Wednesday, February 13, 2008

Martial Arts Philosphy and Our TRAINING

I just wrote a note to someone about...well, “life.” Specifically, I wrote about a current situation, debating the pros and cons about how to proceed in a certain matter, and I wrote the phrase:

“If I fall back on my training...”

That made me take pause –as I had to consider what “my training” had been.

And that made me think of the book Dune, the science fiction novel by Frank Herbert. In Dune, many of the characters had, from early in their lives, received specialized training, which gave them tools that they used to get what they want, to pursue their various missions, and to cope with whatever life threw their way.

“If I fall back on my training...”

Like the characters in Dune, I’ve been “in training” since the age of 11 –and that training, if we look at it from a certain perspective, was aimed to give me certain skills.

Now the question is: What were those skills supposed to be –and what were they supposed to do for me? Were there certain powers I was supposed to be developing? Was the training for a purpose beyond being able to kick and punch? Beyond fighting? Beyond the development of the obvious physical skills?

These questions lead me to what I am today, what I do, and what our potential is as teachers of the martial arts.

What, for that matter, are the martial arts for? And what is the end result we, collectively, desire out of the work we do with our students? What ideology are we imparting? Do we have a collective “mission?

“If I fall back on my training...”

Looking back, I think much of my training was haphazard; and if not haphazard, then it was simply –and probably unintentionally –trivialized.

Does a teacher teach his or her student how to read books for the purpose of reading books? Or is to unlock the ideas contained in them?

Likewise, do we, as martial arts teachers, teach the techniques of the martial arts just so that our students can execute technique? Or do we teach what we teach to help our students learn something else hidden within the practice?

Does the physical practice, does the time we spend together, does all the history and strategies and philosophy serve some other purpose than the obvious physical aspects of the martial arts?

How well-defined is our mission? Do we have one?

Now forget the past. All of these questions lead me, lead us, to what we are doing right now.

How big is our vision?

And tell me, Mr. and Ms.
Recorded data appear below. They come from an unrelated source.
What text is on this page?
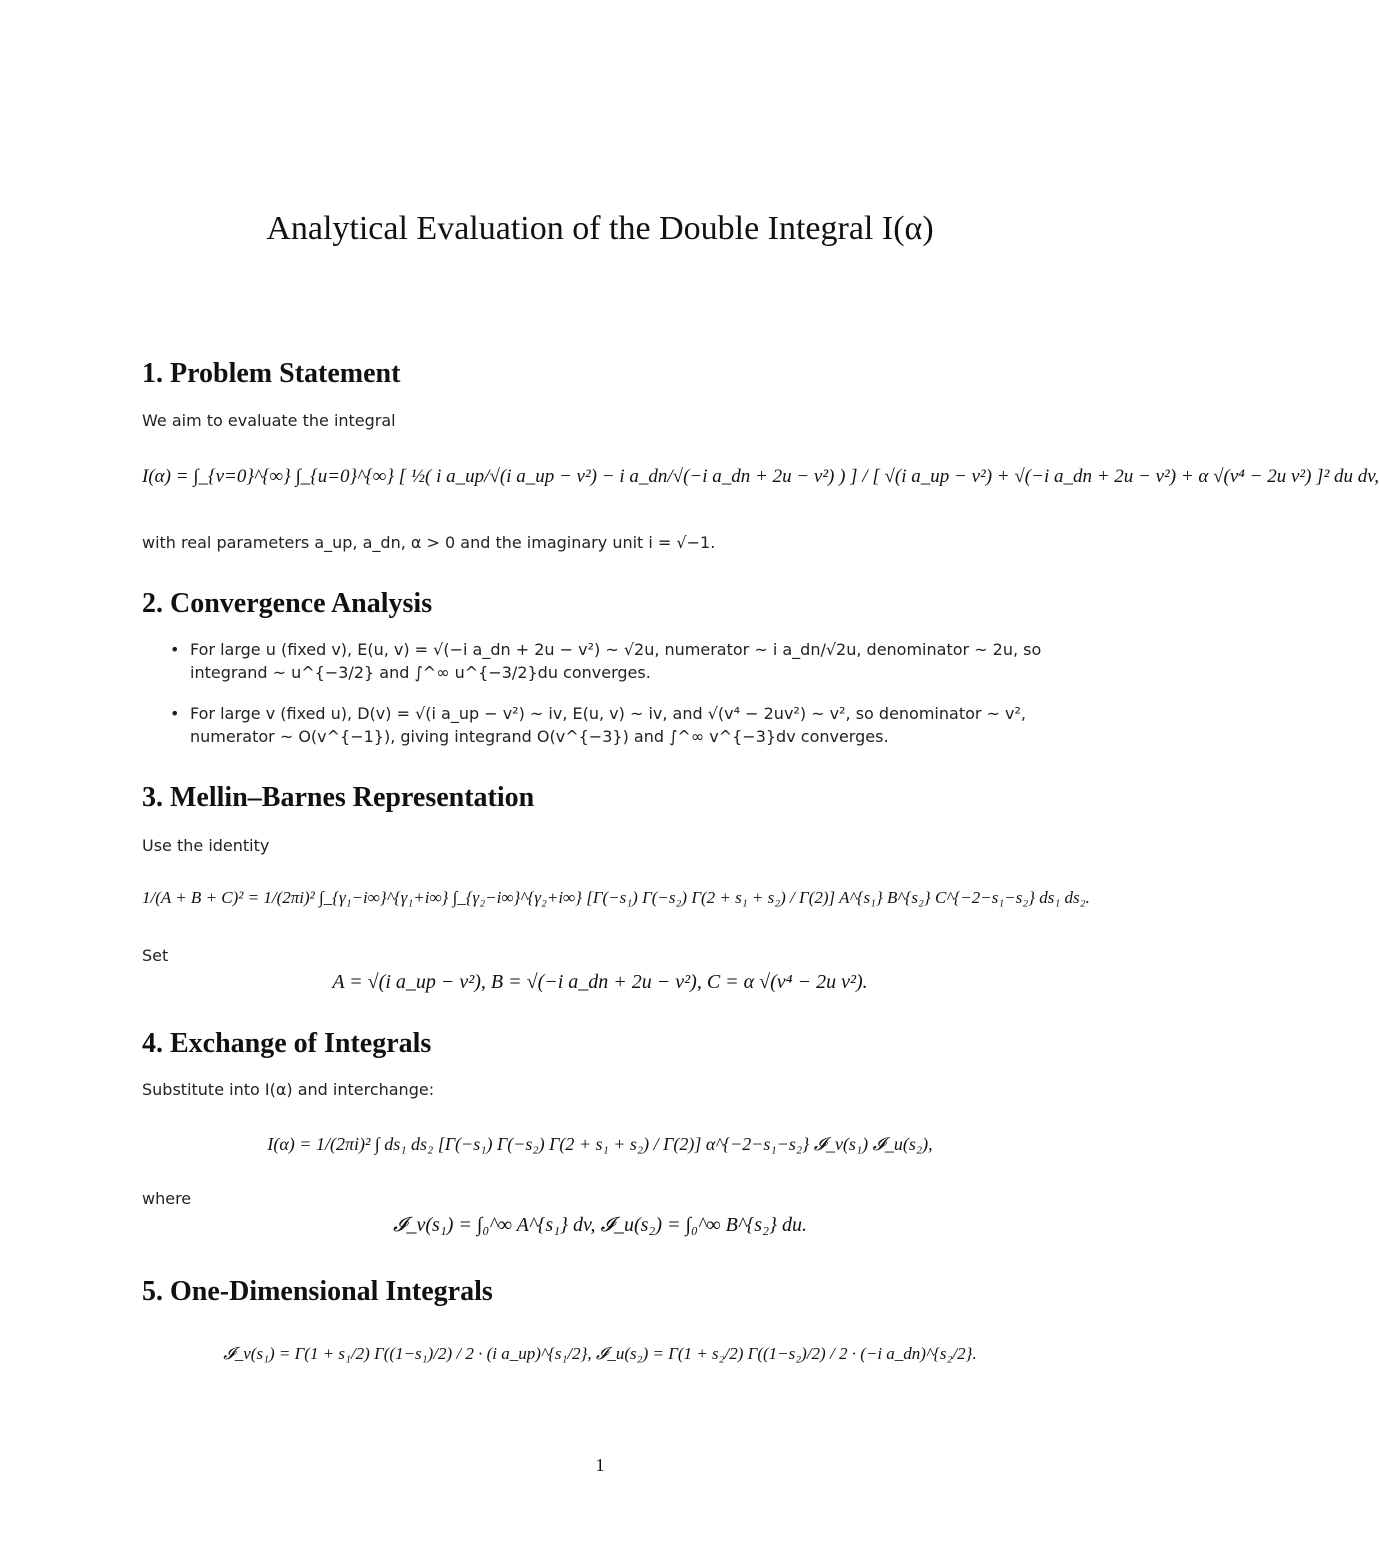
Analytical Evaluation of the Double Integral I(α)
1. Problem Statement

We aim to evaluate the integral

I(α) = ∫_{v=0}^{∞} ∫_{u=0}^{∞} [ ½( i a_up/√(i a_up − v²) − i a_dn/√(−i a_dn + 2u − v²) ) ] / [ √(i a_up − v²) + √(−i a_dn + 2u − v²) + α √(v⁴ − 2u v²) ]² du dv,

with real parameters a_up, a_dn, α > 0 and the imaginary unit i = √−1.

2. Convergence Analysis
• For large u (fixed v), E(u, v) = √(−i a_dn + 2u − v²) ~ √2u, numerator ~ i a_dn/√2u, denominator ~ 2u, so integrand ~ u^{−3/2} and ∫^∞ u^{−3/2}du converges.
• For large v (fixed u), D(v) = √(i a_up − v²) ~ iv, E(u, v) ~ iv, and √(v⁴ − 2uv²) ~ v², so denominator ~ v², numerator ~ O(v^{−1}), giving integrand O(v^{−3}) and ∫^∞ v^{−3}dv converges.
3. Mellin–Barnes Representation

Use the identity

1/(A + B + C)² = 1/(2πi)² ∫_{γ₁−i∞}^{γ₁+i∞} ∫_{γ₂−i∞}^{γ₂+i∞} [Γ(−s₁) Γ(−s₂) Γ(2 + s₁ + s₂) / Γ(2)] A^{s₁} B^{s₂} C^{−2−s₁−s₂} ds₁ ds₂.

Set

A = √(i a_up − v²), B = √(−i a_dn + 2u − v²), C = α √(v⁴ − 2u v²).
4. Exchange of Integrals

Substitute into I(α) and interchange:

I(α) = 1/(2πi)² ∫ ds₁ ds₂ [Γ(−s₁) Γ(−s₂) Γ(2 + s₁ + s₂) / Γ(2)] α^{−2−s₁−s₂} 𝓘_v(s₁) 𝓘_u(s₂),

where

𝓘_v(s₁) = ∫₀^∞ A^{s₁} dv, 𝓘_u(s₂) = ∫₀^∞ B^{s₂} du.
5. One-Dimensional Integrals
𝓘_v(s₁) = Γ(1 + s₁/2) Γ((1−s₁)/2) / 2 · (i a_up)^{s₁/2}, 𝓘_u(s₂) = Γ(1 + s₂/2) Γ((1−s₂)/2) / 2 · (−i a_dn)^{s₂/2}.
1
Martial Arts Teacher, what kind of training are you, right now, imparting to the next generation?

When, 30 years from now, one of your students writes the phrase, “When I fall back on my training,” what training will they be thinking of?

Will you have taught them the power of action? The power of education? Of the spoken and written word? The power of perseverance? The power of teamwork? The power of self-discipline of compassion of simplicity of open-mindedness –and the power of love? Or will you have taught them a bunch of exercises?
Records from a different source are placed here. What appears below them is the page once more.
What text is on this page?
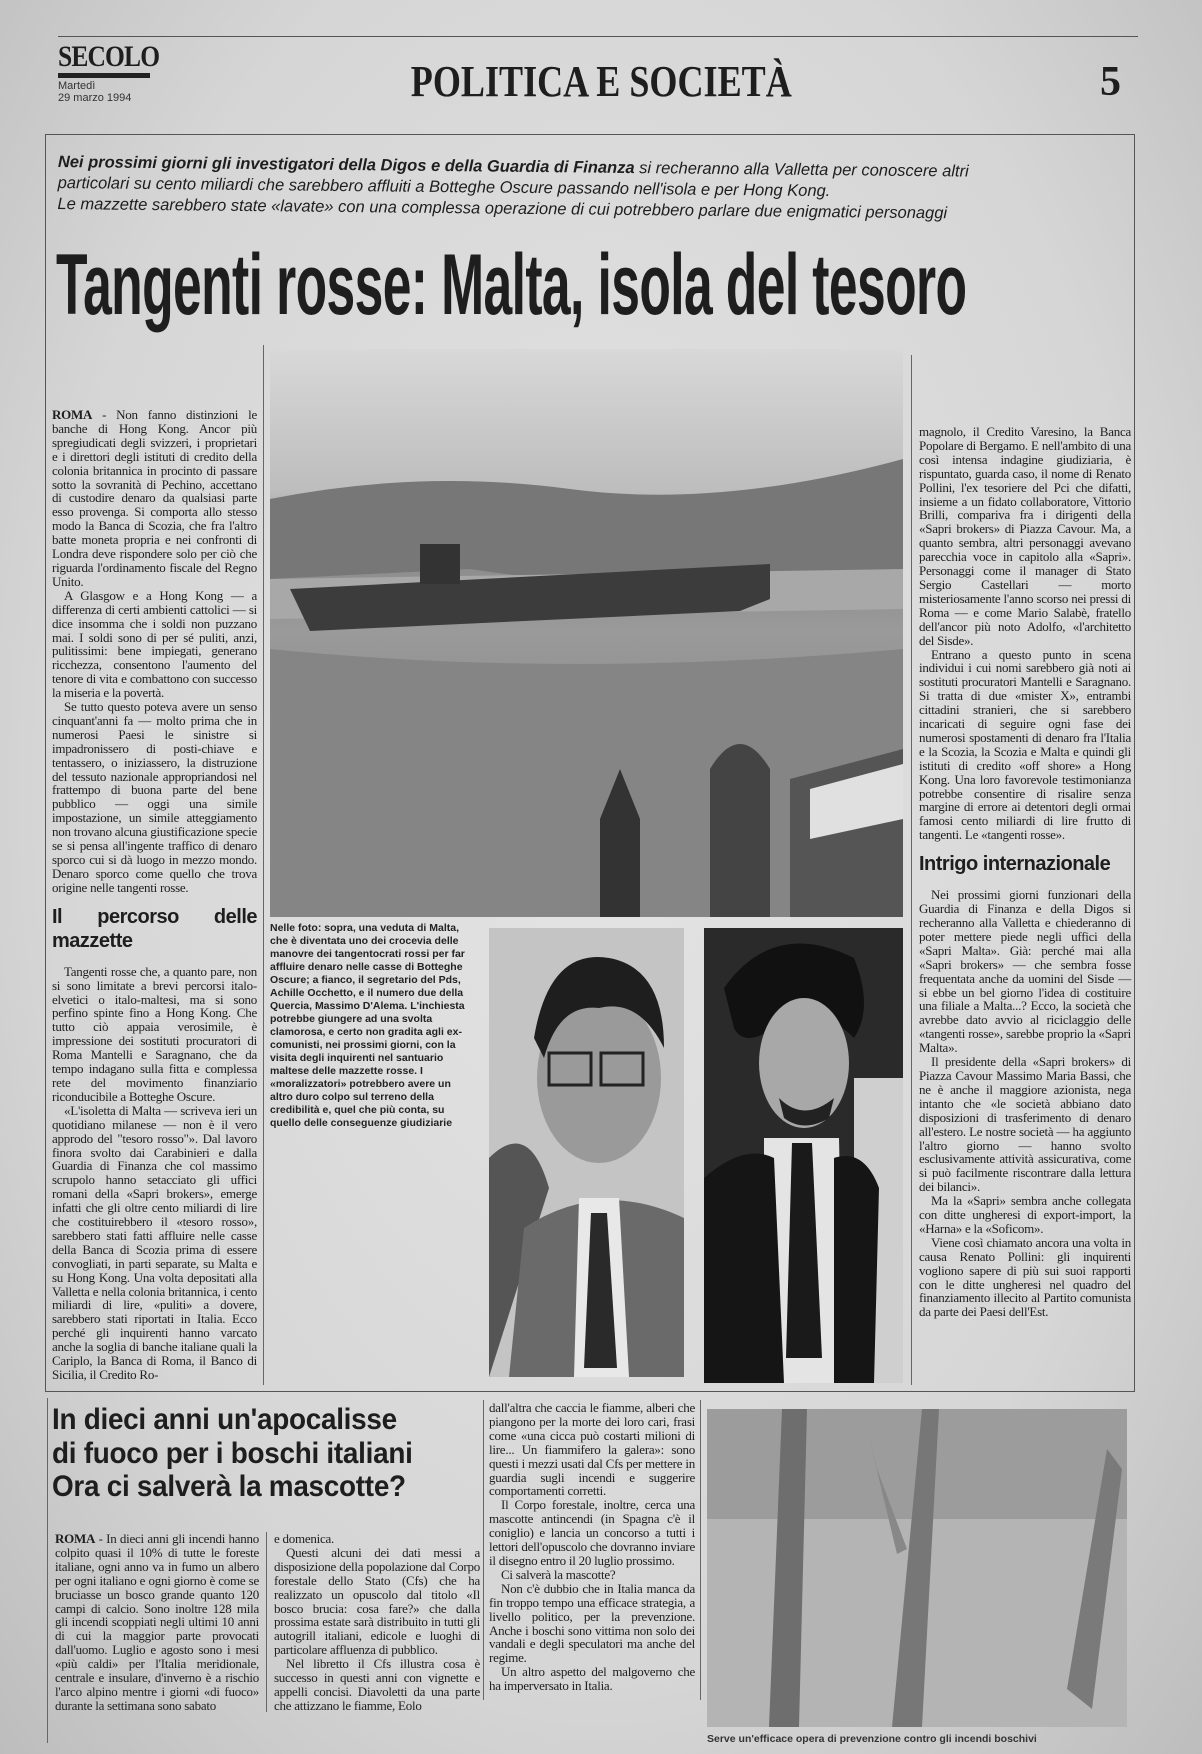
SECOLO
Martedì
29 marzo 1994	POLITICA E SOCIETÀ	5
Nei prossimi giorni gli investigatori della Digos e della Guardia di Finanza si recheranno alla Valletta per conoscere altri
particolari su cento miliardi che sarebbero affluiti a Botteghe Oscure passando nell'isola e per Hong Kong.
Le mazzette sarebbero state «lavate» con una complessa operazione di cui potrebbero parlare due enigmatici personaggi
Tangenti rosse: Malta, isola del tesoro

ROMA - Non fanno distinzioni le banche di Hong Kong. Ancor più spregiudicati degli svizzeri, i proprietari e i direttori degli istituti di credito della colonia britannica in procinto di passare sotto la sovranità di Pechino, accettano di custodire denaro da qualsiasi parte esso provenga. Si comporta allo stesso modo la Banca di Scozia, che fra l'altro batte moneta propria e nei confronti di Londra deve rispondere solo per ciò che riguarda l'ordinamento fiscale del Regno Unito.

A Glasgow e a Hong Kong — a differenza di certi ambienti cattolici — si dice insomma che i soldi non puzzano mai. I soldi sono di per sé puliti, anzi, pulitissimi: bene impiegati, generano ricchezza, consentono l'aumento del tenore di vita e combattono con successo la miseria e la povertà.

Se tutto questo poteva avere un senso cinquant'anni fa — molto prima che in numerosi Paesi le sinistre si impadronissero di posti-chiave e tentassero, o iniziassero, la distruzione del tessuto nazionale appropriandosi nel frattempo di buona parte del bene pubblico — oggi una simile impostazione, un simile atteggiamento non trovano alcuna giustificazione specie se si pensa all'ingente traffico di denaro sporco cui si dà luogo in mezzo mondo. Denaro sporco come quello che trova origine nelle tangenti rosse.

Il percorso delle mazzette

Tangenti rosse che, a quanto pare, non si sono limitate a brevi percorsi italo-elvetici o italo-maltesi, ma si sono perfino spinte fino a Hong Kong. Che tutto ciò appaia verosimile, è impressione dei sostituti procuratori di Roma Mantelli e Saragnano, che da tempo indagano sulla fitta e complessa rete del movimento finanziario riconducibile a Botteghe Oscure.

«L'isoletta di Malta — scriveva ieri un quotidiano milanese — non è il vero approdo del "tesoro rosso"». Dal lavoro finora svolto dai Carabinieri e dalla Guardia di Finanza che col massimo scrupolo hanno setacciato gli uffici romani della «Sapri brokers», emerge infatti che gli oltre cento miliardi di lire che costituirebbero il «tesoro rosso», sarebbero stati fatti affluire nelle casse della Banca di Scozia prima di essere convogliati, in parti separate, su Malta e su Hong Kong. Una volta depositati alla Valletta e nella colonia britannica, i cento miliardi di lire, «puliti» a dovere, sarebbero stati riportati in Italia. Ecco perché gli inquirenti hanno varcato anche la soglia di banche italiane quali la Cariplo, la Banca di Roma, il Banco di Sicilia, il Credito Ro-

Nelle foto: sopra, una veduta di Malta, che è diventata uno dei crocevia delle manovre dei tangentocrati rossi per far affluire denaro nelle casse di Botteghe Oscure; a fianco, il segretario del Pds, Achille Occhetto, e il numero due della Quercia, Massimo D'Alema. L'inchiesta potrebbe giungere ad una svolta clamorosa, e certo non gradita agli ex-comunisti, nei prossimi giorni, con la visita degli inquirenti nel santuario maltese delle mazzette rosse. I «moralizzatori» potrebbero avere un altro duro colpo sul terreno della credibilità e, quel che più conta, su quello delle conseguenze giudiziarie

magnolo, il Credito Varesino, la Banca Popolare di Bergamo. E nell'ambito di una così intensa indagine giudiziaria, è rispuntato, guarda caso, il nome di Renato Pollini, l'ex tesoriere del Pci che difatti, insieme a un fidato collaboratore, Vittorio Brilli, compariva fra i dirigenti della «Sapri brokers» di Piazza Cavour. Ma, a quanto sembra, altri personaggi avevano parecchia voce in capitolo alla «Sapri». Personaggi come il manager di Stato Sergio Castellari — morto misteriosamente l'anno scorso nei pressi di Roma — e come Mario Salabè, fratello dell'ancor più noto Adolfo, «l'architetto del Sisde».

Entrano a questo punto in scena individui i cui nomi sarebbero già noti ai sostituti procuratori Mantelli e Saragnano. Si tratta di due «mister X», entrambi cittadini stranieri, che si sarebbero incaricati di seguire ogni fase dei numerosi spostamenti di denaro fra l'Italia e la Scozia, la Scozia e Malta e quindi gli istituti di credito «off shore» a Hong Kong. Una loro favorevole testimonianza potrebbe consentire di risalire senza margine di errore ai detentori degli ormai famosi cento miliardi di lire frutto di tangenti. Le «tangenti rosse».

Intrigo internazionale

Nei prossimi giorni funzionari della Guardia di Finanza e della Digos si recheranno alla Valletta e chiederanno di poter mettere piede negli uffici della «Sapri Malta». Già: perché mai alla «Sapri brokers» — che sembra fosse frequentata anche da uomini del Sisde — si ebbe un bel giorno l'idea di costituire una filiale a Malta...? Ecco, la società che avrebbe dato avvio al riciclaggio delle «tangenti rosse», sarebbe proprio la «Sapri Malta».

Il presidente della «Sapri brokers» di Piazza Cavour Massimo Maria Bassi, che ne è anche il maggiore azionista, nega intanto che «le società abbiano dato disposizioni di trasferimento di denaro all'estero. Le nostre società — ha aggiunto l'altro giorno — hanno svolto esclusivamente attività assicurativa, come si può facilmente riscontrare dalla lettura dei bilanci».

Ma la «Sapri» sembra anche collegata con ditte ungheresi di export-import, la «Harna» e la «Soficom».

Viene così chiamato ancora una volta in causa Renato Pollini: gli inquirenti vogliono sapere di più sui suoi rapporti con le ditte ungheresi nel quadro del finanziamento illecito al Partito comunista da parte dei Paesi dell'Est.

In dieci anni un'apocalisse
di fuoco per i boschi italiani
Ora ci salverà la mascotte?

ROMA - In dieci anni gli incendi hanno colpito quasi il 10% di tutte le foreste italiane, ogni anno va in fumo un albero per ogni italiano e ogni giorno è come se bruciasse un bosco grande quanto 120 campi di calcio. Sono inoltre 128 mila gli incendi scoppiati negli ultimi 10 anni di cui la maggior parte provocati dall'uomo. Luglio e agosto sono i mesi «più caldi» per l'Italia meridionale, centrale e insulare, d'inverno è a rischio l'arco alpino mentre i giorni «di fuoco» durante la settimana sono sabato

e domenica.

Questi alcuni dei dati messi a disposizione della popolazione dal Corpo forestale dello Stato (Cfs) che ha realizzato un opuscolo dal titolo «Il bosco brucia: cosa fare?» che dalla prossima estate sarà distribuito in tutti gli autogrill italiani, edicole e luoghi di particolare affluenza di pubblico.

Nel libretto il Cfs illustra cosa è successo in questi anni con vignette e appelli concisi. Diavoletti da una parte che attizzano le fiamme, Eolo

dall'altra che caccia le fiamme, alberi che piangono per la morte dei loro cari, frasi come «una cicca può costarti milioni di lire... Un fiammifero la galera»: sono questi i mezzi usati dal Cfs per mettere in guardia sugli incendi e suggerire comportamenti corretti.

Il Corpo forestale, inoltre, cerca una mascotte antincendi (in Spagna c'è il coniglio) e lancia un concorso a tutti i lettori dell'opuscolo che dovranno inviare il disegno entro il 20 luglio prossimo.

Ci salverà la mascotte?

Non c'è dubbio che in Italia manca da fin troppo tempo una efficace strategia, a livello politico, per la prevenzione. Anche i boschi sono vittima non solo dei vandali e degli speculatori ma anche del regime.

Un altro aspetto del malgoverno che ha imperversato in Italia.

Serve un'efficace opera di prevenzione contro gli incendi boschivi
All of the above speaks of the work you and I are doing today.

We are educators –and so what is the education we are imparting?

My martial arts, that is, the “training” my students may some day “fall back on,” is about developing oneself as a fully engaged, compassionate, cognizant, participative, human being.

The physical training is for fitness –and to train the mind for bigger things. If we are training “warriors,” then it’s up to us to recognize the “war” we are preparing to fight. In my mind the war is not hand-to-hand combat, it is the battle to evolve mentally and spiritually in the model of those men and women in history who have done just that. It is to follow in the footsteps of ________ (list your most spiritually evolved heroes here).

If, indeed, we are someday held accountable; if indeed we are meant to learn something while we hold this form; then the training we give, get, and fall back on should, ideally, prepare us for that purpose.

This is how I am designing my curriculum. This is the intent I have as I prepare my lessons, as I interact with my students, with their parents, with my community, and with the world.

This is my sense of mission.

This is what makes me look for new lessons, for teachers, and for material for my classes. This is what I think about when I call my class to attention –it’s the mission behind all the movement.

This is our " business."

Now you know the motivation behind the UBBT and The 100 and Six Tasks and The Acts of Kindness Program and Take 5 for Education and Alabama and just about everything I do.

If someday you look back on the time (any time) we spent together, involved in any way, you might consider that the purpose behind whatever it is we did was to further “our training.” The training we “fall back upon” when we need it.

1 comment:

Jennifer Dye said...

Thanks Coach! Reading your work reinforces my career choice every day. I am proud to be a martial arts instructor, and believe that I can positively influence many lives because of your training. -Jennifer Dye American Colleges of Mixed Martial Arts, Auburn, WA.